The director unwraps the fish. It rolls out on to the cutting board, a whole dead fish. Its dead eyes stare at me. I’m definitely getting my hands dirty today. Is it gutted? he asks. I poke at its belly. No, its not gutted. I have no idea how to gut a fish. The director says he thinks you cut open its belly and pull out the crap. Yuck.
I’ve frozen my ass off twice on location for films, once dressed in a power suit laying on the concrete outside the convention center in November and once in a flimsy cotton dress on a hill in July at midnight. Today, I get to gut fish.
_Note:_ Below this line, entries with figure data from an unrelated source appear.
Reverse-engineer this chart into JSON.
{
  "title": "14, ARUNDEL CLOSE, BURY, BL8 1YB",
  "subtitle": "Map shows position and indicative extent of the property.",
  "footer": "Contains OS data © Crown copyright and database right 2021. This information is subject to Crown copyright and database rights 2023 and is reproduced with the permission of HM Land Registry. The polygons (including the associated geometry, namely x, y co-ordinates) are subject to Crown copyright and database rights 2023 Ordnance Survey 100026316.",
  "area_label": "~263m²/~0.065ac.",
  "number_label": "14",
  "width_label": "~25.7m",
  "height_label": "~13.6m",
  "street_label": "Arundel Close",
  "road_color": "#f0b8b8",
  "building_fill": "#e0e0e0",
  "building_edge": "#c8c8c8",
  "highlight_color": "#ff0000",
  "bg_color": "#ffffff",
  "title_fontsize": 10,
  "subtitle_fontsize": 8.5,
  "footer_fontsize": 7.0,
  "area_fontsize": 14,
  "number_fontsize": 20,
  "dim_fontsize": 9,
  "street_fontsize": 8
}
He hands me the special knife used in the other meal prep shots and I center the fish on the board. He says action and I cut. More like I begin sawing and it goes well until I hit the bone near the head. The knife is not particularly sharp and the fish bone is darn hard. Its like beef bone. I gingerly scrap the entrails out using the knife. My character would probably stick her hand in there and yank. I can’t quite bring myself to do that. So much for throwing myself into my craft. Next up is cleaving the head off. I’m much better at that. Upon the word action, I give a good whack which only sinks into the flesh. I saw and it works, the head separates with only minimal effort. So does the tail. Hacking at fish is much more my style.
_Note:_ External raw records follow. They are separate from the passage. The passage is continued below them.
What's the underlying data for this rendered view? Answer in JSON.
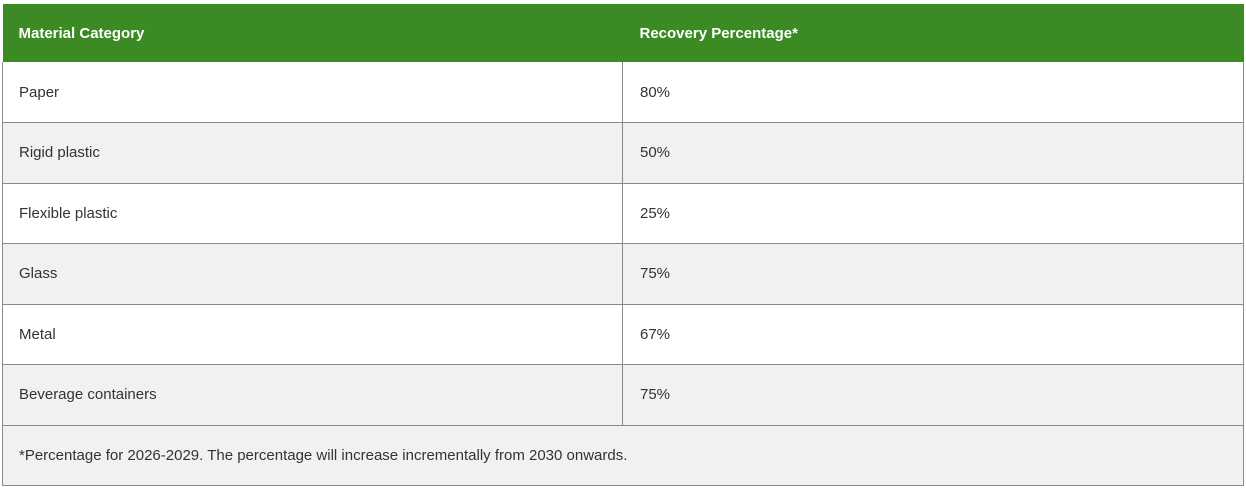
{
  "table": {
    "headers": [
      "Material Category",
      "Recovery Percentage*"
    ],
    "rows": [
      [
        "Paper",
        "80%"
      ],
      [
        "Rigid plastic",
        "50%"
      ],
      [
        "Flexible plastic",
        "25%"
      ],
      [
        "Glass",
        "75%"
      ],
      [
        "Metal",
        "67%"
      ],
      [
        "Beverage containers",
        "75%"
      ]
    ],
    "footnote": "*Percentage for 2026-2029. The percentage will increase incrementally from 2030 onwards."
  },
  "colors": {
    "header_bg": "#3c8a24",
    "header_text": "#ffffff",
    "row_alt_bg": "#f1f1f1",
    "border": "#8a8a8a"
  }
}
Next up, the trout, which is already gutted. Yay! The director then dumps the smelt on the cutting board. To our surprise, smelt are soft and not easily gutted. They fall apart as I handle them. We decide to line them up for one shot only. Out come the squid. What am I supposed to do with them? The director says cut off their heads. I’m not totally sure where the head is at but I figure its the non tentacle end. A quick easy chop.
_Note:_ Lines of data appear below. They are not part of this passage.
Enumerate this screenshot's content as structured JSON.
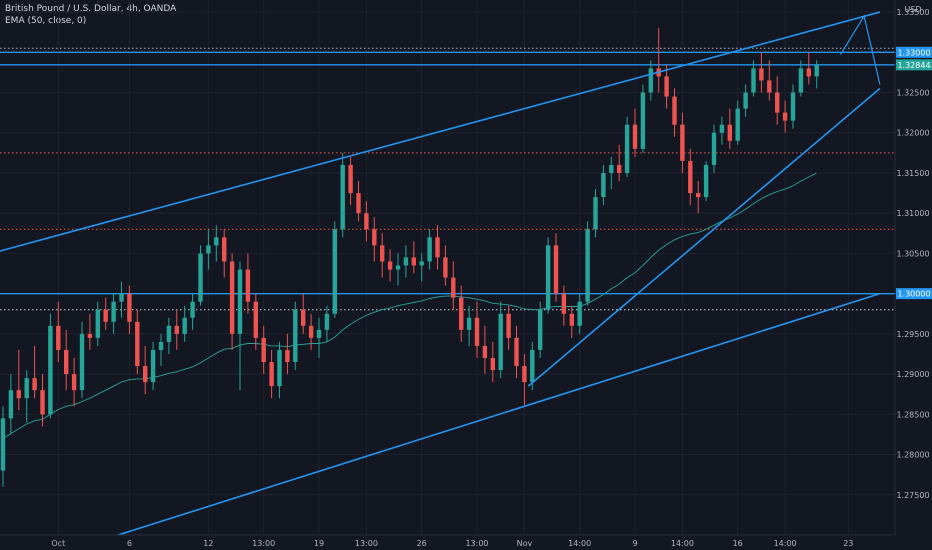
{
  "legend": {
    "symbol": "British Pound / U.S. Dollar, 4h, OANDA",
    "indicator": "EMA (50, close, 0)"
  },
  "chart_data": {
    "type": "candlestick",
    "currency": "USD",
    "ylim": [
      1.27,
      1.3365
    ],
    "y_ticks": [
      1.275,
      1.28,
      1.285,
      1.29,
      1.295,
      1.3,
      1.305,
      1.31,
      1.315,
      1.32,
      1.325,
      1.33,
      1.335
    ],
    "y_tick_labels": [
      "1.27500",
      "1.28000",
      "1.28500",
      "1.29000",
      "1.29500",
      "1.30000",
      "1.30500",
      "1.31000",
      "1.31500",
      "1.32000",
      "1.32500",
      "1.33000",
      "1.33500"
    ],
    "x_ticks": [
      {
        "label": "Oct",
        "bar": 7
      },
      {
        "label": "6",
        "bar": 16
      },
      {
        "label": "12",
        "bar": 26
      },
      {
        "label": "13:00",
        "bar": 33
      },
      {
        "label": "19",
        "bar": 40
      },
      {
        "label": "13:00",
        "bar": 46
      },
      {
        "label": "26",
        "bar": 53
      },
      {
        "label": "13:00",
        "bar": 60
      },
      {
        "label": "Nov",
        "bar": 66
      },
      {
        "label": "14:00",
        "bar": 73
      },
      {
        "label": "9",
        "bar": 80
      },
      {
        "label": "14:00",
        "bar": 86
      },
      {
        "label": "16",
        "bar": 93
      },
      {
        "label": "14:00",
        "bar": 99
      },
      {
        "label": "23",
        "bar": 107
      }
    ],
    "candles": [
      [
        1.278,
        1.286,
        1.276,
        1.2845
      ],
      [
        1.2845,
        1.29,
        1.2825,
        1.288
      ],
      [
        1.288,
        1.293,
        1.2855,
        1.287
      ],
      [
        1.287,
        1.2905,
        1.284,
        1.2895
      ],
      [
        1.2895,
        1.2935,
        1.287,
        1.288
      ],
      [
        1.288,
        1.29,
        1.2835,
        1.285
      ],
      [
        1.285,
        1.2975,
        1.2845,
        1.296
      ],
      [
        1.296,
        1.299,
        1.2915,
        1.293
      ],
      [
        1.293,
        1.2955,
        1.288,
        1.29
      ],
      [
        1.29,
        1.292,
        1.286,
        1.288
      ],
      [
        1.288,
        1.2965,
        1.287,
        1.295
      ],
      [
        1.295,
        1.2975,
        1.293,
        1.2945
      ],
      [
        1.2945,
        1.299,
        1.2935,
        1.298
      ],
      [
        1.298,
        1.2995,
        1.2955,
        1.2965
      ],
      [
        1.2965,
        1.3,
        1.295,
        1.299
      ],
      [
        1.299,
        1.3015,
        1.297,
        1.3
      ],
      [
        1.3,
        1.301,
        1.295,
        1.2965
      ],
      [
        1.2965,
        1.298,
        1.29,
        1.291
      ],
      [
        1.291,
        1.2935,
        1.2875,
        1.289
      ],
      [
        1.289,
        1.294,
        1.288,
        1.293
      ],
      [
        1.293,
        1.295,
        1.291,
        1.294
      ],
      [
        1.294,
        1.297,
        1.2925,
        1.296
      ],
      [
        1.296,
        1.298,
        1.293,
        1.295
      ],
      [
        1.295,
        1.2985,
        1.294,
        1.297
      ],
      [
        1.297,
        1.3,
        1.2955,
        1.299
      ],
      [
        1.299,
        1.306,
        1.2985,
        1.305
      ],
      [
        1.305,
        1.308,
        1.303,
        1.306
      ],
      [
        1.306,
        1.3085,
        1.304,
        1.307
      ],
      [
        1.307,
        1.308,
        1.302,
        1.304
      ],
      [
        1.304,
        1.305,
        1.293,
        1.295
      ],
      [
        1.295,
        1.304,
        1.288,
        1.303
      ],
      [
        1.303,
        1.305,
        1.2975,
        1.299
      ],
      [
        1.299,
        1.3,
        1.293,
        1.2945
      ],
      [
        1.2945,
        1.296,
        1.29,
        1.2915
      ],
      [
        1.2915,
        1.293,
        1.287,
        1.2885
      ],
      [
        1.2885,
        1.294,
        1.287,
        1.293
      ],
      [
        1.293,
        1.295,
        1.29,
        1.2915
      ],
      [
        1.2915,
        1.299,
        1.2905,
        1.298
      ],
      [
        1.298,
        1.3,
        1.295,
        1.296
      ],
      [
        1.296,
        1.2975,
        1.293,
        1.2945
      ],
      [
        1.2945,
        1.297,
        1.292,
        1.2955
      ],
      [
        1.2955,
        1.2985,
        1.294,
        1.2975
      ],
      [
        1.2975,
        1.309,
        1.297,
        1.308
      ],
      [
        1.308,
        1.3175,
        1.307,
        1.316
      ],
      [
        1.316,
        1.317,
        1.311,
        1.3125
      ],
      [
        1.3125,
        1.314,
        1.309,
        1.31
      ],
      [
        1.31,
        1.3115,
        1.3065,
        1.308
      ],
      [
        1.308,
        1.3095,
        1.304,
        1.306
      ],
      [
        1.306,
        1.3075,
        1.302,
        1.304
      ],
      [
        1.304,
        1.3055,
        1.3015,
        1.303
      ],
      [
        1.303,
        1.305,
        1.301,
        1.3035
      ],
      [
        1.3035,
        1.306,
        1.302,
        1.3045
      ],
      [
        1.3045,
        1.3065,
        1.3025,
        1.3035
      ],
      [
        1.3035,
        1.305,
        1.3015,
        1.304
      ],
      [
        1.304,
        1.308,
        1.303,
        1.307
      ],
      [
        1.307,
        1.3085,
        1.303,
        1.3045
      ],
      [
        1.3045,
        1.306,
        1.301,
        1.302
      ],
      [
        1.302,
        1.304,
        1.298,
        1.2995
      ],
      [
        1.2995,
        1.301,
        1.294,
        1.2955
      ],
      [
        1.2955,
        1.2985,
        1.2935,
        1.297
      ],
      [
        1.297,
        1.299,
        1.292,
        1.2935
      ],
      [
        1.2935,
        1.296,
        1.29,
        1.292
      ],
      [
        1.292,
        1.294,
        1.289,
        1.2905
      ],
      [
        1.2905,
        1.299,
        1.2895,
        1.2975
      ],
      [
        1.2975,
        1.2985,
        1.293,
        1.2945
      ],
      [
        1.2945,
        1.296,
        1.2895,
        1.291
      ],
      [
        1.291,
        1.2925,
        1.286,
        1.289
      ],
      [
        1.289,
        1.294,
        1.288,
        1.293
      ],
      [
        1.293,
        1.299,
        1.292,
        1.298
      ],
      [
        1.298,
        1.307,
        1.2975,
        1.306
      ],
      [
        1.306,
        1.3075,
        1.299,
        1.3
      ],
      [
        1.3,
        1.301,
        1.296,
        1.2975
      ],
      [
        1.2975,
        1.2985,
        1.2945,
        1.296
      ],
      [
        1.296,
        1.3,
        1.295,
        1.299
      ],
      [
        1.299,
        1.309,
        1.2985,
        1.308
      ],
      [
        1.308,
        1.313,
        1.307,
        1.312
      ],
      [
        1.312,
        1.316,
        1.311,
        1.315
      ],
      [
        1.315,
        1.317,
        1.313,
        1.316
      ],
      [
        1.316,
        1.3185,
        1.314,
        1.315
      ],
      [
        1.315,
        1.322,
        1.3145,
        1.321
      ],
      [
        1.321,
        1.323,
        1.317,
        1.318
      ],
      [
        1.318,
        1.326,
        1.3175,
        1.325
      ],
      [
        1.325,
        1.329,
        1.324,
        1.328
      ],
      [
        1.328,
        1.333,
        1.325,
        1.327
      ],
      [
        1.327,
        1.3285,
        1.323,
        1.3245
      ],
      [
        1.3245,
        1.3255,
        1.3195,
        1.321
      ],
      [
        1.321,
        1.3225,
        1.315,
        1.3165
      ],
      [
        1.3165,
        1.318,
        1.311,
        1.3125
      ],
      [
        1.3125,
        1.314,
        1.31,
        1.312
      ],
      [
        1.312,
        1.3165,
        1.3115,
        1.316
      ],
      [
        1.316,
        1.321,
        1.315,
        1.32
      ],
      [
        1.32,
        1.322,
        1.3185,
        1.321
      ],
      [
        1.321,
        1.323,
        1.318,
        1.319
      ],
      [
        1.319,
        1.324,
        1.3185,
        1.323
      ],
      [
        1.323,
        1.326,
        1.322,
        1.325
      ],
      [
        1.325,
        1.329,
        1.3245,
        1.328
      ],
      [
        1.328,
        1.33,
        1.325,
        1.3265
      ],
      [
        1.3265,
        1.329,
        1.324,
        1.325
      ],
      [
        1.325,
        1.327,
        1.321,
        1.3225
      ],
      [
        1.3225,
        1.324,
        1.32,
        1.3215
      ],
      [
        1.3215,
        1.326,
        1.3205,
        1.325
      ],
      [
        1.325,
        1.329,
        1.3245,
        1.328
      ],
      [
        1.328,
        1.33,
        1.326,
        1.327
      ],
      [
        1.327,
        1.329,
        1.3255,
        1.3284
      ]
    ],
    "ema_50": [
      1.282,
      1.2826,
      1.2832,
      1.2838,
      1.2842,
      1.2844,
      1.285,
      1.2856,
      1.286,
      1.2862,
      1.2866,
      1.287,
      1.2875,
      1.288,
      1.2885,
      1.289,
      1.2893,
      1.2894,
      1.2894,
      1.2896,
      1.2898,
      1.2901,
      1.2903,
      1.2906,
      1.2909,
      1.2914,
      1.292,
      1.2926,
      1.2931,
      1.2932,
      1.2936,
      1.2938,
      1.2938,
      1.2937,
      1.2935,
      1.2935,
      1.2934,
      1.2936,
      1.2937,
      1.2938,
      1.2938,
      1.294,
      1.2946,
      1.2955,
      1.2962,
      1.2968,
      1.2973,
      1.2977,
      1.298,
      1.2982,
      1.2985,
      1.2987,
      1.2989,
      1.2991,
      1.2994,
      1.2996,
      1.2997,
      1.2997,
      1.2996,
      1.2995,
      1.2993,
      1.2991,
      1.2988,
      1.2987,
      1.2986,
      1.2984,
      1.2981,
      1.298,
      1.298,
      1.2983,
      1.2984,
      1.2984,
      1.2984,
      1.2984,
      1.2988,
      1.2993,
      1.2999,
      1.3006,
      1.3012,
      1.302,
      1.3026,
      1.3035,
      1.3045,
      1.3054,
      1.3061,
      1.3067,
      1.3071,
      1.3074,
      1.3076,
      1.308,
      1.3085,
      1.309,
      1.3094,
      1.3099,
      1.3105,
      1.3112,
      1.3118,
      1.3123,
      1.3127,
      1.313,
      1.3134,
      1.314,
      1.3145,
      1.315
    ],
    "horizontal_levels": [
      {
        "price": 1.33,
        "style": "solid",
        "color": "#2196f3",
        "tag": "1.33000",
        "tag_color": "#2196f3"
      },
      {
        "price": 1.32844,
        "style": "solid",
        "color": "#2196f3",
        "tag": "1.32844",
        "tag_color": "#26a69a"
      },
      {
        "price": 1.3305,
        "style": "dotted",
        "color": "#b2b5be"
      },
      {
        "price": 1.3175,
        "style": "dotted",
        "color": "#ef5350"
      },
      {
        "price": 1.308,
        "style": "dotted",
        "color": "#ef5350"
      },
      {
        "price": 1.3,
        "style": "solid",
        "color": "#2196f3",
        "tag": "1.30000",
        "tag_color": "#2196f3"
      },
      {
        "price": 1.298,
        "style": "dotted",
        "color": "#d1d4dc"
      }
    ],
    "trend_lines": [
      {
        "from": [
          -1.5,
          1.305
        ],
        "to": [
          111,
          1.335
        ]
      },
      {
        "from": [
          -1.5,
          1.265
        ],
        "to": [
          111,
          1.3
        ]
      },
      {
        "from": [
          66.5,
          1.2885
        ],
        "to": [
          111,
          1.3255
        ]
      },
      {
        "projection": true,
        "points": [
          [
            106,
            1.3297
          ],
          [
            109,
            1.3345
          ],
          [
            111,
            1.326
          ]
        ]
      }
    ],
    "colors": {
      "up": "#26a69a",
      "down": "#ef5350",
      "ema": "#26a69a",
      "line": "#2196f3",
      "background": "#131722"
    }
  }
}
We move on to Brussel sprouts and fennel. What a relief. The sprouts are still attached to their branch. My cutting method sends them flying across the board. You need to watch out when I’m in the kitchen with a knife. You may take a Brussel sprout to the head.
I throw some dough around in flour for the rolls which thoroughly powders my black Victorian costume.
I attempt to wipe it off but I only spread it around. Good thing we don’t need body shots of me today because the black costume now smells like fish with flour spewed down the skirt.
It takes a shower at the gym 3 hours later to finally get the fish smell off my hands. And I will never ever buy a whole fish. I want them ready to go in the oven, no guts, no scales, no skin.